The Mudcat Café TM
Thread #73702   Message #1287378
Posted By: Rapparee
03-Oct-04 - 10:18 AM
Thread Name: BS: Boring science stuff we all believe...
Subject: RE: BS: Boring science stuff we all believe...
Recent scientific discoveries (since about the first of July):

* Archaeologists found a 1,000-years-old brewery in southern Peru that may be the oldest large-scale brewery ever found in the Andes. Remains of the facility were uncovered on Cerro Baúl, a mountaintop city, home to elite members of the Wari Empire AD 600-1000. Predating the Inca Empire by at least four centuries, this brewery made chicha, a fermented beverage similar to beer that played an important role in ritual feasting and drinking during Peru's first empire.

* [The] discovery of a cooking hearth and artifacts including thousands of bone fragments may settle for good the debate about where the Donner family camped and whether they resorted to cannibalism to survive being trapped by snow in the Sierra Nevada mountains. The find was made by a team led by archaeologists from the University of Oregon and the University of Montana working at Alder Creek Camp near Truckee, Calif.

* What happens to painkillers, antibiotics and other medicines after their work is done, and they end up in the wastewater stream? The National Institute of Standards and Technology (NIST) is using laboratory experiments to help answer this question by studying what happens to pharmaceuticals when they react with chlorine--a disinfectant commonly used in wastewater treatment.

* A team of Texas A&M University and Louisiana State University scientists conducted a research cruise in late August to the "dead zone" - a region in the northern Gulf of Mexico that suffers from low oxygen and results in huge marine losses - and much to their surprise, the "dead zone" area had either moved or had disappeared completely.
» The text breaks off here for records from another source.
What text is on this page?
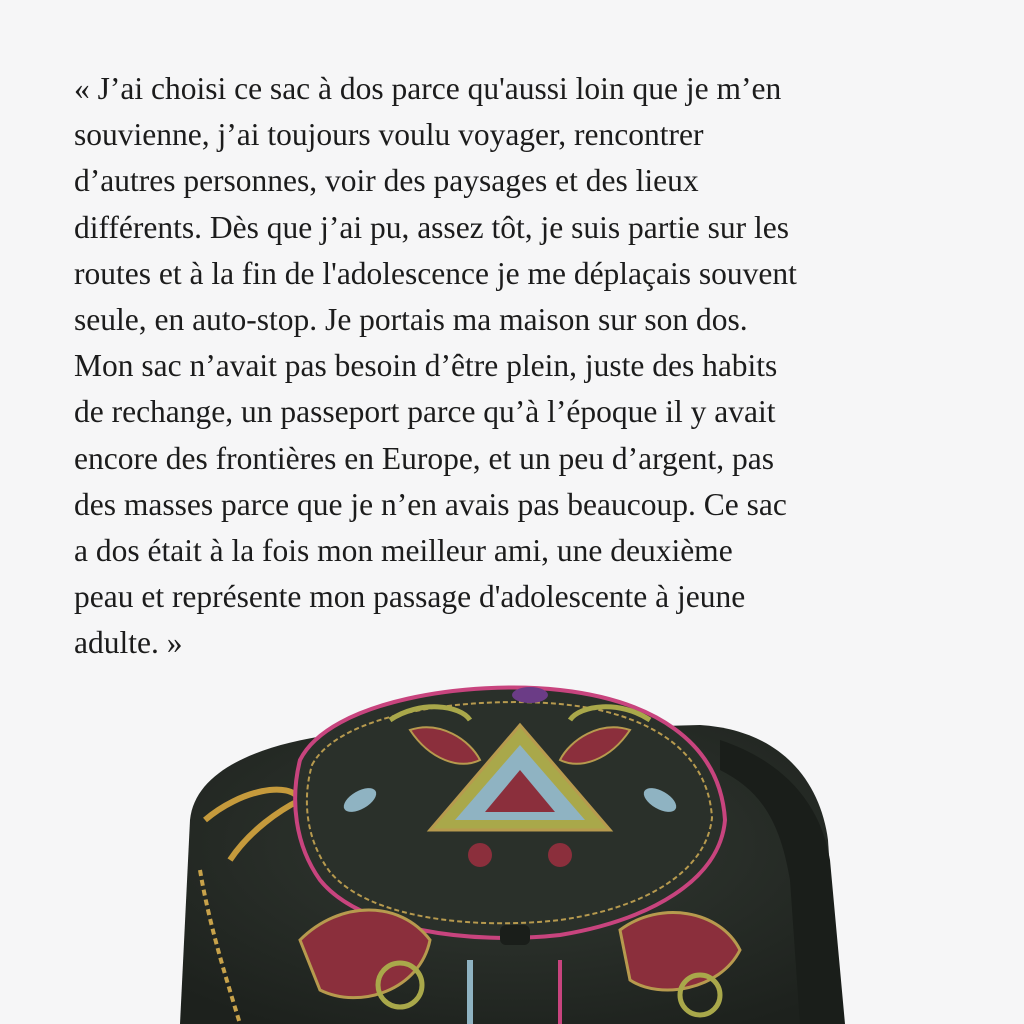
« J’ai choisi ce sac à dos parce qu'aussi loin que je m’en
souvienne, j’ai toujours voulu voyager, rencontrer
d’autres personnes, voir des paysages et des lieux
différents. Dès que j’ai pu, assez tôt, je suis partie sur les
routes et à la fin de l'adolescence je me déplaçais souvent
seule, en auto-stop. Je portais ma maison sur son dos.
Mon sac n’avait pas besoin d’être plein, juste des habits
de rechange, un passeport parce qu’à l’époque il y avait
encore des frontières en Europe, et un peu d’argent, pas
des masses parce que je n’en avais pas beaucoup. Ce sac
a dos était à la fois mon meilleur ami, une deuxième
peau et représente mon passage d'adolescente à jeune
adulte. »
* A report by Yale physicists in the journal Nature describes the first coherent coupling of a single photon to a single superconducting qubit (quantum bit or "artificial atom"). This new paradigm for quantum optics allows experiments in a micro-chip electrical circuit using microwaves instead of visible photons and lasers.

* In Nature, a Yale mathematician presents models showing that the most recent person who was a direct ancestor of all humans currently alive may have lived just a few thousand years ago. "While we may not all be 'brothers,' the models suggest we are all hundredth cousins or so," said Joseph T. Chang, professor in the Department of Statistics at Yale University and senior author on the paper.

* Despite a long-standing international ban on ivory trade, African elephants continue to be killed in large numbers for their prized tusks. But a team headed by a University of Washington biologist has devised a new means of determining the geographic origin of ivory that could prove a potent tool in slowing elephant poaching and the illegal ivory trade by identifying hot spots where enforcement should be increased.

* A Temple University environmental engineer has outlined new mathematical procedures, or techniques, to produce analytical solutions of the complex, non-linear equations of water flow in soils. These new techniques will help with the development of more accurate and more efficient flood forecasting and contaminant propagation predictions.

* Researchers led by Wilfred M. Post of the Oak Ridge National Laboratory describe in the October 2004 issue of BioScience an approach to assessing "promising" techniques for mitigating global warming caused by the greenhouse effect. Agriculturally based options for reducing net greenhouse gas emissions by increasing sequestration of carbon in soils "should be evaluated to see how competitive they are in comparison with a variety of other options," according to Post's team.

* According to a study directed by Phouthone Keohavong, Ph.D., associate professor, department of environmental and occupational health, University of Pittsburgh Graduate School of Public Health, individuals in Xuan Wei County, China, exposed to smoky coal emissions from cooking and heating their homes may carry genetic mutations that greatly increase their risk of developing lung cancer. The study is being presented Oct. 3 at the 35th Annual Meeting of the Environmental Mutagen Society in Pittsburgh.

* Changes in U.S. forests caused by shifts in land use practices may have inadvertently worsened ozone pollution, according to a study led by Princeton University scientists.

Heck, that's enough for now. I'll see about posting some other research summaries later.